Ante el comentario burlón de su amigo, Seo-young solo esbozó una sonrisa ambigua en lugar de responder. Tal como habían dicho, jamás encontraría un hombre mejor que Yoon-woo basándose únicamente en las apariencias.
—¿Por qué rompieron antes? ¿Pelearon?
—Sí… algo así.
—Te lo dije, eres un tonto.
No quería pensar en el pasado, así que inventó una excusa vaga, lo que provocó que sus compañeros allí reunidos se rieran. Mientras todos se divertían, Seo-young tenía una mirada sombría. Nadie notó su estado de ánimo.
—Oye, Seo-young.

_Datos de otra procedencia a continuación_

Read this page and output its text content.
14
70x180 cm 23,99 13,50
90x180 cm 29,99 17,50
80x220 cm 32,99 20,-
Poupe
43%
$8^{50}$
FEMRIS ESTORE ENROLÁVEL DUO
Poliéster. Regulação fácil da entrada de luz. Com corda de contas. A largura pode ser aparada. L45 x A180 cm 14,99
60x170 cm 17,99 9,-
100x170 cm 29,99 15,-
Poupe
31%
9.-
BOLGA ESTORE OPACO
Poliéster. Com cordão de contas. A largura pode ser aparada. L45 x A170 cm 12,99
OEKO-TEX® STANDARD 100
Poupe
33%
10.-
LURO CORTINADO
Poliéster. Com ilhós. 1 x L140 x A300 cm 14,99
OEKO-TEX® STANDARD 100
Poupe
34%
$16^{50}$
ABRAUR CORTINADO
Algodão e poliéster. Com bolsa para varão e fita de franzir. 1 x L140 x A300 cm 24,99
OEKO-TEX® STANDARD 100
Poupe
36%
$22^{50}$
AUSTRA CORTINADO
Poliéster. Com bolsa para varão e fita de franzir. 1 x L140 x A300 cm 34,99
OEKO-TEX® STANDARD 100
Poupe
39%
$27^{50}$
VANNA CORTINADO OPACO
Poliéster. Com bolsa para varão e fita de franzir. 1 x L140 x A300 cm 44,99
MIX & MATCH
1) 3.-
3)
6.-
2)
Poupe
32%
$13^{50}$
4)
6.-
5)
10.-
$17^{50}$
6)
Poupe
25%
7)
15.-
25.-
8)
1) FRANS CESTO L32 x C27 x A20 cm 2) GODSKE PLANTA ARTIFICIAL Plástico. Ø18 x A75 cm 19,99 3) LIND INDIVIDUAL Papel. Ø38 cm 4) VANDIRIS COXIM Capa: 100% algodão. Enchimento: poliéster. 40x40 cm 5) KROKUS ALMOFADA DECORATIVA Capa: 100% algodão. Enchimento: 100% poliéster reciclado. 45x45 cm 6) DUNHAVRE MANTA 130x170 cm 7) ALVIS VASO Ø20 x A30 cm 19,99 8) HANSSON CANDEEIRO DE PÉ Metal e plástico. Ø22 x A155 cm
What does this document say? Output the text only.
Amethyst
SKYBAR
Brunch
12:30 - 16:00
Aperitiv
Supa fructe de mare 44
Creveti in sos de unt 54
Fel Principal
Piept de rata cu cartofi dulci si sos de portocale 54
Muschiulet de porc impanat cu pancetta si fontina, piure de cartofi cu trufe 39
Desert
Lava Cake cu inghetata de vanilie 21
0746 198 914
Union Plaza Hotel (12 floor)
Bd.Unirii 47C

No encontrarás a nadie como Yoon-woo en ningún otro sitio, ¿no es así?
Una amiga que acababa de beber un sorbo de café preguntó con una voz entre risas. En sus palabras había también un poco de envidia.
¿Un hombre como Yoon-woo? No, no existía. Y si existiera otro, sería un desastre.
Sus amigos interpretaron su silencio como una afirmación y estallaron en risas mientras recordaban viejos tiempos. Una época a la que jamás podrían volver. Seo-young simplemente escuchó en silencio.
Tras un rato, ella fue la primera en levantarse. Todas las miradas se posaron en la estrella del día. Con su bolso en la mano, Seo-young habló en tono de disculpa.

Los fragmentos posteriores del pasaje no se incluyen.